All the import 15” planers from 70’s till ~90’s were made only 2-3 Taiwan based companies. They still make the same designs today with minor improvements. These same companies even have plants in China making same planers, at least until the China tariffs hit. Regardless, it doesn’t matter if it is an old Jet, PowerMatic, Delta, General, etc; they are all sort of clones of each other. For most part they all use the same fastener sizes, bearings, shaft diameters, and blades. There can be major differences inside the gear box, motors, electrical, and many things below the cutter head (like fixed or moving tables). But even those are same within same vintage across different brands that have same specifications.

If you need parts for your Buffalo planer, you can get them from Grizzly, Delta, or Jet/Powermatic pretty easy.
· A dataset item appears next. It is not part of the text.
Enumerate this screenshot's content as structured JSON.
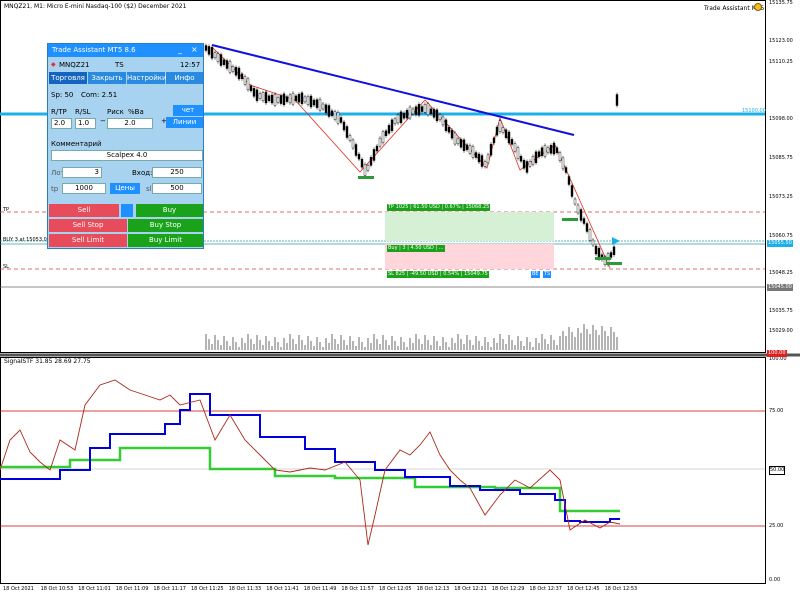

Only need right OEM PN! Hard part is making sure you use the OLD discontinued machine model number and parts lists to ensure you get right vintage parts. :)
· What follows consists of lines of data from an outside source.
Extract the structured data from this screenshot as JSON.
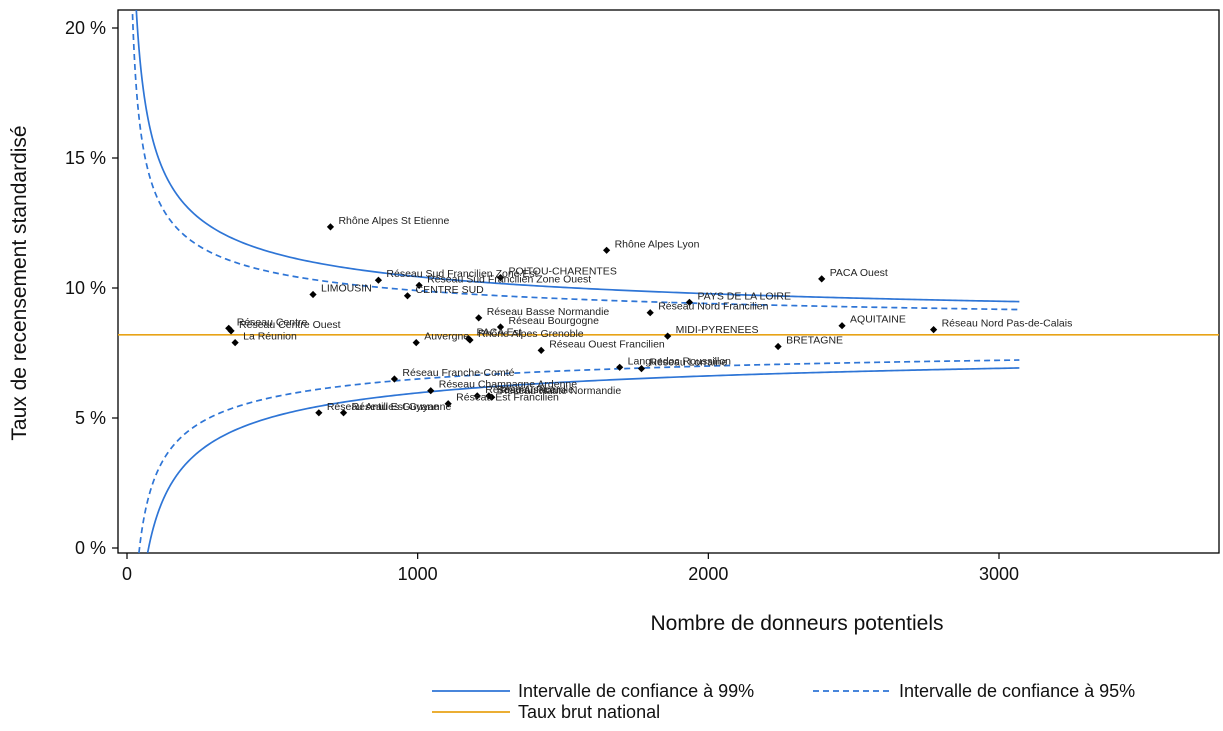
{
  "chart_data": {
    "type": "scatter",
    "title": "",
    "xlabel": "Nombre de donneurs potentiels",
    "ylabel": "Taux de recensement standardisé",
    "xlim": [
      0,
      3750
    ],
    "ylim": [
      0,
      0.205
    ],
    "xticks": [
      0,
      1000,
      2000,
      3000
    ],
    "xtick_labels": [
      "0",
      "1000",
      "2000",
      "3000"
    ],
    "yticks": [
      0,
      0.05,
      0.1,
      0.15,
      0.2
    ],
    "ytick_labels": [
      "0 %",
      "5 %",
      "10 %",
      "15 %",
      "20 %"
    ],
    "grid": false,
    "reference_rate": 0.082,
    "z99": 2.576,
    "z95": 1.96,
    "funnel_x_max": 3070,
    "points": [
      {
        "label": "Rhône Alpes St Etienne",
        "x": 700,
        "y": 0.1235
      },
      {
        "label": "Rhône Alpes Lyon",
        "x": 1650,
        "y": 0.1145
      },
      {
        "label": "POITOU-CHARENTES",
        "x": 1285,
        "y": 0.104
      },
      {
        "label": "Réseau Sud Francilien Zone Est",
        "x": 865,
        "y": 0.103
      },
      {
        "label": "Réseau Sud Francilien Zone Ouest",
        "x": 1005,
        "y": 0.101
      },
      {
        "label": "CENTRE SUD",
        "x": 965,
        "y": 0.097
      },
      {
        "label": "LIMOUSIN",
        "x": 640,
        "y": 0.0975
      },
      {
        "label": "PACA Ouest",
        "x": 2390,
        "y": 0.1035
      },
      {
        "label": "PAYS DE LA LOIRE",
        "x": 1935,
        "y": 0.0945
      },
      {
        "label": "Réseau Nord Francilien",
        "x": 1800,
        "y": 0.0905
      },
      {
        "label": "Réseau Basse Normandie",
        "x": 1210,
        "y": 0.0885
      },
      {
        "label": "Réseau Bourgogne",
        "x": 1285,
        "y": 0.085
      },
      {
        "label": "PACA Est",
        "x": 1175,
        "y": 0.0805
      },
      {
        "label": "Rhône Alpes Grenoble",
        "x": 1180,
        "y": 0.08
      },
      {
        "label": "Auvergne",
        "x": 995,
        "y": 0.079
      },
      {
        "label": "Réseau Ouest Francilien",
        "x": 1425,
        "y": 0.076
      },
      {
        "label": "MIDI-PYRENEES",
        "x": 1860,
        "y": 0.0815
      },
      {
        "label": "AQUITAINE",
        "x": 2460,
        "y": 0.0855
      },
      {
        "label": "Réseau Nord Pas-de-Calais",
        "x": 2775,
        "y": 0.084
      },
      {
        "label": "BRETAGNE",
        "x": 2240,
        "y": 0.0775
      },
      {
        "label": "Réseau Centre",
        "x": 350,
        "y": 0.0845
      },
      {
        "label": "Réseau Centre Ouest",
        "x": 358,
        "y": 0.0835
      },
      {
        "label": "La Réunion",
        "x": 372,
        "y": 0.079
      },
      {
        "label": "Languedoc Roussillon",
        "x": 1695,
        "y": 0.0695
      },
      {
        "label": "Réseau Lorraine",
        "x": 1770,
        "y": 0.069
      },
      {
        "label": "Réseau Franche-Comté",
        "x": 920,
        "y": 0.065
      },
      {
        "label": "Réseau Champagne Ardenne",
        "x": 1045,
        "y": 0.0605
      },
      {
        "label": "Réseau Alsace",
        "x": 1205,
        "y": 0.0585
      },
      {
        "label": "Réseau Picardie",
        "x": 1245,
        "y": 0.0585
      },
      {
        "label": "Réseau Haute Normandie",
        "x": 1255,
        "y": 0.058
      },
      {
        "label": "Réseau Est Francilien",
        "x": 1105,
        "y": 0.0555
      },
      {
        "label": "Réseau Antilles Guyane",
        "x": 660,
        "y": 0.052
      },
      {
        "label": "Réseau Est Guyanne",
        "x": 745,
        "y": 0.052
      }
    ],
    "legend": {
      "position": "bottom",
      "entries": [
        {
          "name": "Intervalle de confiance à 99%",
          "style": "solid",
          "color": "#2e75d6"
        },
        {
          "name": "Intervalle de confiance à 95%",
          "style": "dashed",
          "color": "#2e75d6"
        },
        {
          "name": "Taux brut national",
          "style": "solid",
          "color": "#e8a317"
        }
      ]
    },
    "colors": {
      "ci": "#2e75d6",
      "reference": "#e8a317",
      "points": "#000000",
      "axis": "#000000"
    }
  }
}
Since you seem to have cutter head that uses springs and not jack screws for height adjustment; you will need to find manual for one of older planers that uses the same configuration. I know the current Grizzly G0453 & Delta DC-380 (M3 22-675, 22-680, 22-681) all use jack screws for blade height. My experience is limited, not sure about an OLD G0453 or any other mfg or models I am guessing this might be from Jet or Powermatic (WMH group)?
Hmm, wait I found an old manual for G0550/G0551 in my folders, and it uses springs to lift blades! TaDa!

As far as setting blade height: Use the manual from any similar clone to set your blades. The exact height of blade has an acceptable range. I have seen manual specify everything from 0.049 to 0.062 (several 1.5mm or 0.06). They key to blade height is making sure your feed rollers and chip breaker are all set based on height of blades. So if you use different blade setting height, just have to adjust the other heights. IME – I have compared an old Delta blade jig to new Grizzly and 1990’s Powermatic. They were all within a couple thousandth’s of each other.

You will need to make gauge blocks, or use indicator to set all the planer heights. Suggest you might want to read this blog for some help. https://www.lumberjocks.com/CaptainKlutz/blog/129293

Regardless, should still be able to get blade jig for G0550 from Grizzly, which would be my guess on right one for your machine? If you machine has movable lower table, then you might need to find Jet/Powermatic model that matches better for more exact parts match? My guess is all with same config from that time period, all came from same mfg, and all use same size parts?

If you have already bought the generic magnetic blade setting gauge, need to check your size. There are large diameter versions, and smaller diameter version. The small is still just a little big for most 15” planers, but you can use them. They require that you remove the chip breaker to let the both legs reach the roller. Chip breaker is supported on two rods, the height setting one (closet to cutter head) is easily removed from end. Once remove the chip breaker springs and height set rod, you rotate the chip breaker up out of way, and use the generic dial indicator blade jig.

Hope this helps fix your machine?

Remember, everything you read on internet can be wrong. My apologies in advance, if you find my assumptions above to be incorrect. They have been true for me in past.

Cheers!

-- I'm an engineer not a woodworker, but I can randomly find useful tools and furniture inside a pile of lumber!